The framework has moved away from the traditional accumulations of single events to provide an impression of the way a team plays. STATS Playing Styles is a multivariate approach, therefore taking into consideration numerous events and factors that determine a team’s style of playing.
And here’s how the US looked across their seven wins in France, compared with their opponents. Bold numbers represent the number of possessions per game. The percentages represent how far below or above average for the tournament those numbers were. And the dotted-outline is the tournament average:
STATS define “maintenance” as “possessions in which a team looks to maintain and secure possession of the ball within the defensive area of the pitch”. “Build Up” is roughly defined as possessions between the midfield line and the penalty area. “Sustained Threat” is a possession that lasts more than six seconds in the attacking third. And “Fast Tempo” is a possession in the attacking half where a player releases the ball within two seconds and/or a player dribbles at a speed above 4 meters per second. The other phases are self-explanatory, I think, but these four have some overlap and a single possession can count as multiple phases.

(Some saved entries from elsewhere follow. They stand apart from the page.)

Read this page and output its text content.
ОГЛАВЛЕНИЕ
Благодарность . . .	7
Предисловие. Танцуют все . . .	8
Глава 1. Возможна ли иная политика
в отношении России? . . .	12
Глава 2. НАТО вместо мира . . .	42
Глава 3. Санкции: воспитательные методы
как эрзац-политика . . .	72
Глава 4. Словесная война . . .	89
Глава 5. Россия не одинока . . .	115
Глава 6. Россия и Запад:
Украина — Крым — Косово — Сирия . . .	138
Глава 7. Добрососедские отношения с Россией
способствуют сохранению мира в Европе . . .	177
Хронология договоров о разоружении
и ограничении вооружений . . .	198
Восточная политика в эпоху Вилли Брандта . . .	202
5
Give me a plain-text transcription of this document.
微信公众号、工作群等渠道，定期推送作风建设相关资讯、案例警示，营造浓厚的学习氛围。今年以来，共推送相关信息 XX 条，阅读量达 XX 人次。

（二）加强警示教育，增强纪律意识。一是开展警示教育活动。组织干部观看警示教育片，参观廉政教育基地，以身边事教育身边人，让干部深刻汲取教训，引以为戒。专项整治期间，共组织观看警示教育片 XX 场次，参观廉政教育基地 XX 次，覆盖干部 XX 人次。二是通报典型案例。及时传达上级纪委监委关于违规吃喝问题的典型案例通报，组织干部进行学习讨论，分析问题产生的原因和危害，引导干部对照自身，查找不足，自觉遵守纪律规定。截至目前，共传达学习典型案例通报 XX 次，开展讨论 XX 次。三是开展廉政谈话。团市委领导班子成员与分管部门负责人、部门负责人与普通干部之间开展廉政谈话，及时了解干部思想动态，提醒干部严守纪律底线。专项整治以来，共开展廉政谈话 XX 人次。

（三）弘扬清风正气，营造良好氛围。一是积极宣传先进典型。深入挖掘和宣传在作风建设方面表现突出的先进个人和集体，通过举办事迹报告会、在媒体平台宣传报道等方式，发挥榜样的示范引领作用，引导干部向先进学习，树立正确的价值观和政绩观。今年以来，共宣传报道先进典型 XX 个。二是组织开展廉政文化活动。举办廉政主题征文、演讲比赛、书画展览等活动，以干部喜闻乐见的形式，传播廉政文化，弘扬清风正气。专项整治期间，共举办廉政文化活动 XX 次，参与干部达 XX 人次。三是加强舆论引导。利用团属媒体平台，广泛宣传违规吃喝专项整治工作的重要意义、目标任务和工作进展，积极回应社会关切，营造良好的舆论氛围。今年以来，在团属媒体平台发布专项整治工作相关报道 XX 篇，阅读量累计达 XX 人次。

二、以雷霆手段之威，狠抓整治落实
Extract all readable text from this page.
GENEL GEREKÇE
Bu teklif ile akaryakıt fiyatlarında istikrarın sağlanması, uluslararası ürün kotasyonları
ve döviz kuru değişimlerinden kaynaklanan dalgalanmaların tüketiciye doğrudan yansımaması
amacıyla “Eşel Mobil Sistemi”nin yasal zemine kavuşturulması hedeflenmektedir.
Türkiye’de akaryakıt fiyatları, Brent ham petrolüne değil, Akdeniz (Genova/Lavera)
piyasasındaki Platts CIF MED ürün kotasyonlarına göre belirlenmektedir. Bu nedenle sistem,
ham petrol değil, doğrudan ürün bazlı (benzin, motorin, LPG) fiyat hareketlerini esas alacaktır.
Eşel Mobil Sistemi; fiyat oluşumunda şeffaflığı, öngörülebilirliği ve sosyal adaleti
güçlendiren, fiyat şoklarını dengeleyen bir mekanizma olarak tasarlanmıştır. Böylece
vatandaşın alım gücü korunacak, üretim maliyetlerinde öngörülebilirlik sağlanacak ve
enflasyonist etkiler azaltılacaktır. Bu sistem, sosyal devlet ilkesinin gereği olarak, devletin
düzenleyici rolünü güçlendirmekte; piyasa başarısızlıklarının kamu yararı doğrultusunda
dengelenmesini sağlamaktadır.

So! On the whole, the US played at a fast pace and frequently won the ball back in attacking positions, compared to the field. They also racked up a bunch of attacking possession, while spending very little time on tame passing in their own half or direct passes up to the attackers. Outside of the heavy emphasis on crossing, that’s a really effective playing profile, especially when you combine it with a defense that allowed very little of anything outside of sterile possession and some long balls.
Of course, that profile includes a demolition of Thailand, an easy win over Chile, and a match against an under-staffed Sweden side. As the competition increased, the US’s style shifted. This is how it looked in the knockout rounds:
They still maintained average levels of attacking possession, but significantly cut back on crossing the ball in favor of more long balls and counter-attacks. The defense, meanwhile, still managed to face below-average levels of possession in their own half and their own final third. The new, less aggressive attacking approach surely played a part in keeping some of the best teams in the world at arm’s length. The US averaged 66 percent possession in the group stages, and that number dropped to 48 percent from the Round of 16 onward. Well, it worked! (Dotted line is the tournament average.)
As for the final against the Netherlands, it was sort of a hybrid of everything the US did in the previous six games. They possessed the ball in dangerous areas, and they counter-attacked as frequently as any team had all tournament.
The US allowed very little dangerous possession, and for the moves that did make their way into the American half, you can clearly see how they countered it: with counter-attack after counter-attack. Otherwise, the Dutch were forced to keep attempting balls over the top -- a losing strategy against the most athletic side in the tournament.
This team won it all because of a generation of iconic players who never stopped talking shit and haven’t really ever stopped backing it up. The absurd meta-narratives that kept cropping up around them, to me, were more of a symptom of their dominance than anything else: first, people got mad that they scored too many goals, and then they got mad about tea, and then they got made that they wanted to get paid. But maybe their coach does deserve some credit, too. She’s won two World Cups in a row, she had a plan, and the plan came off. The team shape-shifted throughout the competition, but there is one aspect of their play that remained constant: they spent very little time in the “maintenance” phase, unconcerned with low-value passing in and around their own goal. Fittingly, in other words, they didn’t mess around. I know of at least one NBA GM who can appreciate that.